25 June, 2011

 

The semi-detached mind goes for a drink

In one of Woolwich's rougher, well even rougher than usual for Woolwich, vertical drinking establishments many years ago, a regular informed me that in the pub's yet rougher past, there had at one time been a gutter in front of the bar, allowing dedicated cider drinkers to, shall we say, reclaim bladder capacity without interrupting the steady rhythm of lifting mug to lips.

I suspected, then as now, that this might well have been an old toper's tale for the bedazzlement of the gullible. I manfully finished my pint of Gnatz P, bade my transient companion a cordial farewell, and strode forth into the night, thinking no more of it.

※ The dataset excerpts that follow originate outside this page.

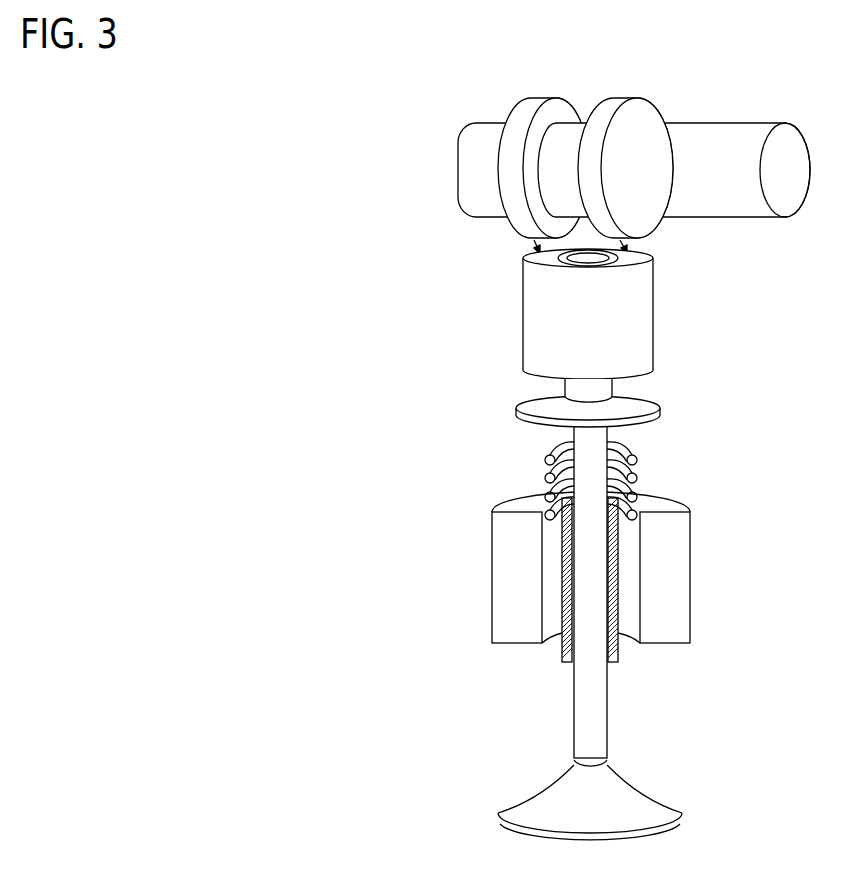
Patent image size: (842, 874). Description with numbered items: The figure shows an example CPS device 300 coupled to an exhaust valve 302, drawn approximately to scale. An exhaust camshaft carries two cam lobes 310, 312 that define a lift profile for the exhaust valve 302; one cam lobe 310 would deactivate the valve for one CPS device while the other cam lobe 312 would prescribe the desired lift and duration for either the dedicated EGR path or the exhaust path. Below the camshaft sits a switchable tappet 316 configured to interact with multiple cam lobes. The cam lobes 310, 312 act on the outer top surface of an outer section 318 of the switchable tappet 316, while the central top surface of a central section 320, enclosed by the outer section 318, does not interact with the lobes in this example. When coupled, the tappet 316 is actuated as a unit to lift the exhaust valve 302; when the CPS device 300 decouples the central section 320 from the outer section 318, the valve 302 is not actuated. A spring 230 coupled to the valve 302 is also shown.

The CPS device 300 is at (303, 136).
The cam lobe 310 is at (556, 96).
The cam lobe 312 is at (642, 96).
The switchable tappet 316 is at (523, 318).
The outer section 318 is at (527, 258).
The central section 320 is at (646, 259).
The valve spring 230 is at (622, 450).
The exhaust valve 302 is at (608, 720).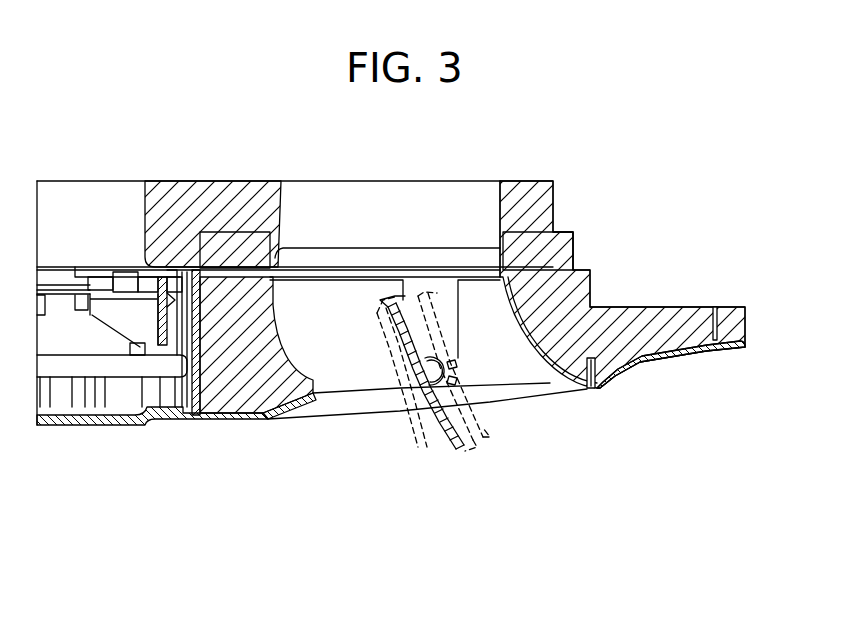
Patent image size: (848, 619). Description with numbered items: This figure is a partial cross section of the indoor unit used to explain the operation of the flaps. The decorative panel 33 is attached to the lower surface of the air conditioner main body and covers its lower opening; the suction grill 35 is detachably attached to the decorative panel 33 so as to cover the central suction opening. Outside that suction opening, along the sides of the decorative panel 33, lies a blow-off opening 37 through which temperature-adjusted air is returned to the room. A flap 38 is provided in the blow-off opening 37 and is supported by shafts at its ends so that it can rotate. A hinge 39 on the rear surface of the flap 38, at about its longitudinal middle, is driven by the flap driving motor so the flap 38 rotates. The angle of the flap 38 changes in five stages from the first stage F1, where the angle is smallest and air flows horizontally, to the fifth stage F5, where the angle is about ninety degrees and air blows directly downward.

The decorative panel 33 is at (687, 357).
The suction grill 35 is at (105, 423).
The blow-off opening 37 is at (550, 383).
The flap 38 is at (448, 455).
The hinge 39 is at (437, 363).
The first stage F1 is at (475, 447).
The fifth stage F5 is at (415, 440).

I was reminded of this incident the other day when, entering an unfamiliar but respectable looking hostelry, I was confronted by the notice

NO STOOLS AT THE BAR

For a brief moment I found myself seriously wondering what kind of clientele the establishment attracted that such an admonition might become necessary.

Comments:
'I suspected, then as now, that this might well have been an old toper's tale for the bedazzlement of the gullible'
Your suspicions are valid Edwin. Despite having a passing acquaintance with Woolwich drinking establishments going back over 35 years(they were always, as you rightly surmise, at the rough end of the spectrum)I never encountered this behavior. Mind you, I've little experience of the CIU affiliated clubs, which once proliferated in the area.Whether special facilities for the really hard drinkers existed therein, I cannot say.